I who have always professed myself a Whig do confess it has mine.
I beg leave in this place to explain what I intended in my last by the words, "unless by leave or order of the court," lest whilst I plead for justice I should do an injury to your lordship.
I do declare I never heard that story of your lordship, and I hope no man did believe it of you. My intention was by that hint to remember you of Judge U—p—n and a certain assizes held at Wicklow, as I believe your lordship understood it, and as I now desire all the world may.

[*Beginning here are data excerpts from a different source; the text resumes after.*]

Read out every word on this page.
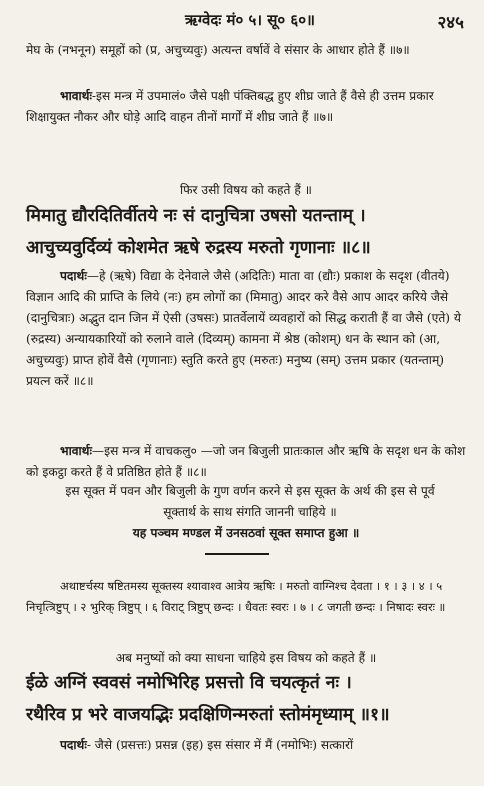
ऋग्वेदः मं० ५। सू० ६०॥	२४५
मेघ के (नभनून) समूहों को (प्र, अचुच्यवुः) अत्यन्त वर्षावें वे संसार के आधार होते हैं ॥७॥
भावार्थः-इस मन्त्र में उपमालं० जैसे पक्षी पंक्तिबद्ध हुए शीघ्र जाते हैं वैसे ही उत्तम प्रकार शिक्षायुक्त नौकर और घोड़े आदि वाहन तीनों मार्गों में शीघ्र जाते हैं ॥७॥
फिर उसी विषय को कहते हैं ॥
मिमातु द्यौरदितिर्वीतये नः सं दानुचित्रा उषसो यतन्ताम् ।
आचुच्यवुर्दिव्यं कोशमेत ऋषे रुद्रस्य मरुतो गृणानाः ॥८॥
पदार्थः—हे (ऋषे) विद्या के देनेवाले जैसे (अदितिः) माता वा (द्यौः) प्रकाश के सदृश (वीतये) विज्ञान आदि की प्राप्ति के लिये (नः) हम लोगों का (मिमातु) आदर करे वैसे आप आदर करिये जैसे (दानुचित्राः) अद्भुत दान जिन में ऐसी (उषसः) प्रातर्वेलायें व्यवहारों को सिद्ध कराती हैं वा जैसे (एते) ये (रुद्रस्य) अन्यायकारियों को रुलाने वाले (दिव्यम्) कामना में श्रेष्ठ (कोशम्) धन के स्थान को (आ, अचुच्यवुः) प्राप्त होवें वैसे (गृणानाः) स्तुति करते हुए (मरुतः) मनुष्य (सम्) उत्तम प्रकार (यतन्ताम्) प्रयत्न करें ॥८॥
भावार्थः—इस मन्त्र में वाचकलु० —जो जन बिजुली प्रातःकाल और ऋषि के सदृश धन के कोश को इकट्ठा करते हैं वे प्रतिष्ठित होते हैं ॥८॥
इस सूक्त में पवन और बिजुली के गुण वर्णन करने से इस सूक्त के अर्थ की इस से पूर्व सूक्तार्थ के साथ संगति जाननी चाहिये ॥
यह पञ्चम मण्डल में उनसठवां सूक्त समाप्त हुआ ॥
अथाष्टर्चस्य षष्टितमस्य सूक्तस्य श्यावाश्व आत्रेय ऋषिः । मरुतो वाग्निश्च देवता । १ । ३ । ४ । ५ निचृत्त्रिष्टुप् । २ भुरिक् त्रिष्टुप् । ६ विराट् त्रिष्टुप् छन्दः । धैवतः स्वरः । ७ । ८ जगती छन्दः । निषादः स्वरः ॥
अब मनुष्यों को क्या साधना चाहिये इस विषय को कहते हैं ॥
ईळे अग्निं स्ववसं नमोभिरिह प्रसत्तो वि चयत्कृतं नः ।
रथैरिव प्र भरे वाजयद्भिः प्रदक्षिणिन्मरुतां स्तोमंमृध्याम् ॥१॥
पदार्थः- जैसे (प्रसत्तः) प्रसन्न (इह) इस संसार में मैं (नमोभिः) सत्कारों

Having learned from your lordship and other lawyers of undoubted abilities, that no judge ought by threats or circumvention to make a grand-juryman discover the king's counsel his fellows' or his own I should not at present say anything in support of that position. But that I find a most ridiculous and false explanation seem to mislead some men in that point: Say they, by the word counsel is understood, such bills as are before the grand jury and the evidence the prosecutors for the crown have to support the charge against the subject—Lest that being known the party indictable may fly from justice, or he may procure false witnesses to discredit the evidence for the king, or he may by bribes and other indirect measures take off the witnesses for the crown.
I confess I take that to be the meaning of the word counsel, but I am certain that is not all that is meant by it, that is what must be understood when it is called the king's counsel, id est, the counsel or reasons for which the king by his servants, his attorney-general or coroner, has drawn and sent to the grand jury a charge against a subject.
But the counsel of a juror is a different thing, it is the evidence, the motives and reasons that induce him or his fellow-jurors to say billa vera or ignoramus, and the opinion he or they happen to be of when the question is put by the foreman for finding or not finding: This counsel every man is sworn to keep secret, that so their opinion and advice may not be of prejudice to them hereafter, That as they are sworn to act without favour or affection, so may they also act without FEAR. Whereas, were it otherwise the spirit of revenge is so universal, there are but few cases wherein a juror could act with safety to himself; either the prosecuted, as where the bill is found, or the prosecutor, where it is returned ignoramus, may contrive to defame the jurors who differ from them in opinion: As I am told has happened to some very honest citizens who are represented to be Jacobites since their opinions were know to be against ——. And sometimes revenge or ambition may prompt men to carry it further, as in the case of Mr. Wilmer, who in King Charles 2d's time was very severely handled for being one of an ignoramus jury.—— 'Tis not necessary to say whom he disobliged by being so.——But if I remember right his case was this.
He was a merchant, (and as I said, an ignoramus juryman) had covenanted with a servant boy to serve him in the West Indies, and accordingly sent him beyond sea: Upon suggestion and affidavit by which any person might have it, a writ de homine replegiando was granted against Mr. Wilmer; the sheriffs would have returned on the writ the agreement and the boy's consent, but the court (in the case of this Wilmer) Easter 34, Cha. 2. [i.e., Charles the Second] in B.R. ruled they must return replegiari fecimus or elongavit, that is, they had replevy'd the boy, or that Wilmer had carried him away where they could not find him, in which last case Mr. Wilmer, though an innocent person must have gone to gaol until he brought the boy into court or he must have been outlawed—Shower's Rep. 2 Part.
I do not say this that I think the same thing will be practised again, or anything like it, though I know that very homely proverb, "More ways of killing a dog than hanging him."—But I instance it to shew, the counsels of every grand juryman should be kept secret, that he may act freely and without apprehensions of resentment from the prosecuted or prosecutor.
My resolution when I writ to you last, was, not to have said anything in this concerning the power of dissolving or dispensing, but as I have been forced to say something of the dispensing, for the same reason I must of the dissolving power.—A power undoubtedly in effect including that of returning, which makes me wish two men of great interest in this kingdom, differing in every other thing, had not undertaken to defend it, or they had better reasons for it than I have yet heard.
'Tis said, "This power is in the court as a right of resistance is in the people, as the people have a power superior to the prerogative of the prince, though no written or express law for it; so of necessity though no statute directs it, and it may seem to overturn the greatest security men have for their liberties, yet the court has a power of dissolving grand juries, if they refuse to find or present as the court shall direct."